New Zealand Prime Minister Jacinda Ardern
Watch: New Zealand Prime Minister Jacinda Ardern On Global Misinformation Photo by: AFP/Emmanuel Dunand

New Zealand's Prime Minister Jacinda Ardern shocked many when she announced Thursday that she is resigning.

She said that she “no longer had enough in the tank” to do the job, and that "it’s time,” reported The Guardian. She shared that she was leaving because with "such a privileged role comes responsibility." She noted that the "responsibility to know when you are the right person to lead and also when you are not." She knows what this job takes, and that she no longer has "enough in the tank to do it justice."

Her days as the Prime Minister will conclude no later than Feb. 7, but she will continue as an Member of Parliament until the election later this year. According to BBC, New Zealand will hold a general election on Oct. 14.

It’s not clear who will be the next Prime Minister until the election, reported the Associated Press. Deputy Prime Minister Grant Robertson announced that he wouldn’t be contesting for the leadership of the Labour Party. This throws the competition open.

Ardern said that she had taken time to think about her future over the summer break. The 42-year-old shared that she is a human, and that "politicians are human." She added that politicians give all that they can for as long as they can, and then it’s time. She said that for her, "it’s time."

She became the world’s youngest female head of a government when she was elected as the Prime Minister in 2017. At the time, she was only 37 years old. She led her country through the Covid-19 pandemic, and disasters like the terror attack on two mosques in Christchurch as well as the White Island volcanic eruption. She said that this has been the "most fulfilling" five and a half years of her life. But she noted that it’s also had its "challenges – amongst an agenda focused on housing, child poverty and climate change, we encountered a … domestic terror event, a major natural disaster, a global pandemic, and an economic crisis."

Ardern hoped that she leaves New Zealanders with a belief that you can be kind, but "strong, empathetic but decisive, optimistic but focused. And that you can be your own kind of leader -- one who knows when it’s time to go."
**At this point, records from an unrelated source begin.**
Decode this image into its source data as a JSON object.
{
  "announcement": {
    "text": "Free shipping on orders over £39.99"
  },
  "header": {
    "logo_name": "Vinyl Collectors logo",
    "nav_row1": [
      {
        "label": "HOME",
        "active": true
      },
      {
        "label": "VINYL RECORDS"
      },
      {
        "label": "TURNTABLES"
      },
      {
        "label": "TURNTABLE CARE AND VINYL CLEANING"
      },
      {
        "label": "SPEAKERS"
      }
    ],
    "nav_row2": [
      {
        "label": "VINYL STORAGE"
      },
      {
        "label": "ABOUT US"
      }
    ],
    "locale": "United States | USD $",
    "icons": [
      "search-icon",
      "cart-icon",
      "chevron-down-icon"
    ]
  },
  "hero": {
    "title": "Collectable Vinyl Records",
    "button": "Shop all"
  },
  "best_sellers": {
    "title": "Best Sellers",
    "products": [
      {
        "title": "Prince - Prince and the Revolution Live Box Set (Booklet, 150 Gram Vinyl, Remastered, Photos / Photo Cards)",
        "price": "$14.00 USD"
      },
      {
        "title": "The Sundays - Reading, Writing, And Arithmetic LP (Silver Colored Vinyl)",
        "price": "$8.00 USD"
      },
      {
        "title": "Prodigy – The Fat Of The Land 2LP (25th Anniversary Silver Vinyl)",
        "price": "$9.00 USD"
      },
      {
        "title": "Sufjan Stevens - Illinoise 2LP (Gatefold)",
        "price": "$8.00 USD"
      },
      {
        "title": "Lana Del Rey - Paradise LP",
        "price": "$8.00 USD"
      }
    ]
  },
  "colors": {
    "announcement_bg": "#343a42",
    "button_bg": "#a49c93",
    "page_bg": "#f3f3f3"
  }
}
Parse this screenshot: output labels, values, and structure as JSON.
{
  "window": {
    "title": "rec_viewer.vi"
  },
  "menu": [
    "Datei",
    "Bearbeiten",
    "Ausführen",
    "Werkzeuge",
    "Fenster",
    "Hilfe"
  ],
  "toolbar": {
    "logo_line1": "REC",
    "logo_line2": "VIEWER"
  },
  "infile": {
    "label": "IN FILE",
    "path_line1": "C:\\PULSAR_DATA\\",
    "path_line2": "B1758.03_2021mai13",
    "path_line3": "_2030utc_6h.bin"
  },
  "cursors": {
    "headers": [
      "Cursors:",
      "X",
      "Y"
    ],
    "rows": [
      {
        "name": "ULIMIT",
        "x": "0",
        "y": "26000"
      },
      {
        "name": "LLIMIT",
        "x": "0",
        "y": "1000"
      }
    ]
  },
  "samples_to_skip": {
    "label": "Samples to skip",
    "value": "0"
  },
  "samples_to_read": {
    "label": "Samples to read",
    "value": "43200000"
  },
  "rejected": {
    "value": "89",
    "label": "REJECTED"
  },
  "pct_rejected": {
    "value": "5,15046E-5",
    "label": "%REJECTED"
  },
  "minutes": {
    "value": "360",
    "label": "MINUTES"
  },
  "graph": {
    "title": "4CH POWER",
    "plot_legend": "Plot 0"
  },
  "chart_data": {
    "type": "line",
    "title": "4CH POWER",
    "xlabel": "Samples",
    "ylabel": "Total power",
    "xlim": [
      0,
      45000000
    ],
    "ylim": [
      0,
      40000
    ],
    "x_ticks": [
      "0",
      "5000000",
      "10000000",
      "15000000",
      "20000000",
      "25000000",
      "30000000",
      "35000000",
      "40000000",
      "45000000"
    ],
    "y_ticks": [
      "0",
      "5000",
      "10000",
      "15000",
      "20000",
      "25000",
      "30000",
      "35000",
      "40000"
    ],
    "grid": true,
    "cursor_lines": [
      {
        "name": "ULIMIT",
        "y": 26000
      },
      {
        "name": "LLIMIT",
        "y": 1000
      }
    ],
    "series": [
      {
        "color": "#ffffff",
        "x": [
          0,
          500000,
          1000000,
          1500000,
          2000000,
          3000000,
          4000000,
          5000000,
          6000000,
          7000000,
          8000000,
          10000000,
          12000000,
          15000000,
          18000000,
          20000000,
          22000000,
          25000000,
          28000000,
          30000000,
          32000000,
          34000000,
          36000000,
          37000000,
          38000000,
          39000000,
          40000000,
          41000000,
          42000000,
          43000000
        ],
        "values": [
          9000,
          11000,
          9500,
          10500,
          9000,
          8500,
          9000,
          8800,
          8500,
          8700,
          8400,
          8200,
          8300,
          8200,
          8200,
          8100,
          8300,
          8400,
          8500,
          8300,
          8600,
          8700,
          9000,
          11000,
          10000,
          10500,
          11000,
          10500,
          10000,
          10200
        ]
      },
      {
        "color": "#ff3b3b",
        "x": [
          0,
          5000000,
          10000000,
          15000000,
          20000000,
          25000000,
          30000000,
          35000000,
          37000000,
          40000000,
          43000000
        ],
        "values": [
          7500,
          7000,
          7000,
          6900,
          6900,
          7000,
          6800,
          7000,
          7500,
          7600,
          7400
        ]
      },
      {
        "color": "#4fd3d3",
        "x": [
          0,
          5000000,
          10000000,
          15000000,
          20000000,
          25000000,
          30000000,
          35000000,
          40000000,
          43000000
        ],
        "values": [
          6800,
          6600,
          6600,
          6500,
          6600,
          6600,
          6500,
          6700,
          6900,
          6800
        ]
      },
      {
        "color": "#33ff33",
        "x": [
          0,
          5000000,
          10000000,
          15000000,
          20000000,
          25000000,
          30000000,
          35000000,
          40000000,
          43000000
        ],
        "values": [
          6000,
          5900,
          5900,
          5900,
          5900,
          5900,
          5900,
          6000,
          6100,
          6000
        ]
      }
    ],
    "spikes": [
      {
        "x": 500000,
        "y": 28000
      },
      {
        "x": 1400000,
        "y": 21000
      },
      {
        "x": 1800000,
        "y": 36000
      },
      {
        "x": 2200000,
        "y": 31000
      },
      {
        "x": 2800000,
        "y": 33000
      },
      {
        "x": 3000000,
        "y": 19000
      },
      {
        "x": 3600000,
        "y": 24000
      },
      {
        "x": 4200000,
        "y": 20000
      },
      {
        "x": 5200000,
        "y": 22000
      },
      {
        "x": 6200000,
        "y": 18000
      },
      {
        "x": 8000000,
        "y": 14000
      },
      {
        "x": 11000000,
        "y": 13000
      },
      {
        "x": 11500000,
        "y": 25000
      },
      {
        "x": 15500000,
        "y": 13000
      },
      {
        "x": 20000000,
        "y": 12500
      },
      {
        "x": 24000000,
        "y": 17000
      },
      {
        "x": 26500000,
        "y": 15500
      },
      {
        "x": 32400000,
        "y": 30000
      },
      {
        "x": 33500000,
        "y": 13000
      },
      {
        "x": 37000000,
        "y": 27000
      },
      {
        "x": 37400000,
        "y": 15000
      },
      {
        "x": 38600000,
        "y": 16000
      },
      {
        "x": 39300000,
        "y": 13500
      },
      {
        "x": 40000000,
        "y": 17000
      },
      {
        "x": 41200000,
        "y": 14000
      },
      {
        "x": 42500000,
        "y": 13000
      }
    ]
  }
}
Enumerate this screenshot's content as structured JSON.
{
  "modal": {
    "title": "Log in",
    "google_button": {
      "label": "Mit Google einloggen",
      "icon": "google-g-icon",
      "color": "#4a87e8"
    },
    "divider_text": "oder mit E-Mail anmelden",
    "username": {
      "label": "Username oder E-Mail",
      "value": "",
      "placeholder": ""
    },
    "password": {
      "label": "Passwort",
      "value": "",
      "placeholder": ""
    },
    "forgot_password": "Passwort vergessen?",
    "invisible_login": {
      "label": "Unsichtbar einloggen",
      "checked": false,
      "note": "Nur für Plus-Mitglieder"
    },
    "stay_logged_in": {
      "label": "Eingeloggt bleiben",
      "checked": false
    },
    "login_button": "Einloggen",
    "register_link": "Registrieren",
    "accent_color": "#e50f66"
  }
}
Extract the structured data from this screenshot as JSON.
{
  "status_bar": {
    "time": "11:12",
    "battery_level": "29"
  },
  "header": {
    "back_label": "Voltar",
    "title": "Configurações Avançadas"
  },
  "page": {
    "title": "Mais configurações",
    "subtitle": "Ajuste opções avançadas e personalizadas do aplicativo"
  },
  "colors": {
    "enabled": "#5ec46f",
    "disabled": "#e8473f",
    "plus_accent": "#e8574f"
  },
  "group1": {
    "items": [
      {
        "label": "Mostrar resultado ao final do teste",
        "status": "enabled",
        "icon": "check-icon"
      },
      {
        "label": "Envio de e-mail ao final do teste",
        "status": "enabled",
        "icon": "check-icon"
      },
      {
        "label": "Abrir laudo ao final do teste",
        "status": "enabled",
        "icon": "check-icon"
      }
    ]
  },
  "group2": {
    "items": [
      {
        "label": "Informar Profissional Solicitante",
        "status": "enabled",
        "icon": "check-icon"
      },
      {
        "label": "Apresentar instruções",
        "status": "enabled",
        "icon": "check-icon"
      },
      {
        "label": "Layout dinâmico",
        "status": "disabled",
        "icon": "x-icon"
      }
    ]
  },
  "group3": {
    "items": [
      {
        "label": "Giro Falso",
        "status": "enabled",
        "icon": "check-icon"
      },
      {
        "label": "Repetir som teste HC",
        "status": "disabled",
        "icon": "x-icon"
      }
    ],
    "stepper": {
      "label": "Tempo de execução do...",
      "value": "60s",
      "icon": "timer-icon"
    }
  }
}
In the last few months, she has faced a significant increase in threats of violence. They particularly came from conspiracy theorist and anti-vaccine group members who were infuriated by the country’s vaccine mandates and Covid-19 lockdowns. She said that the increased risk associated with the job was not the reason why she was stepping down. Now, she is looking forward to spend more time with her family.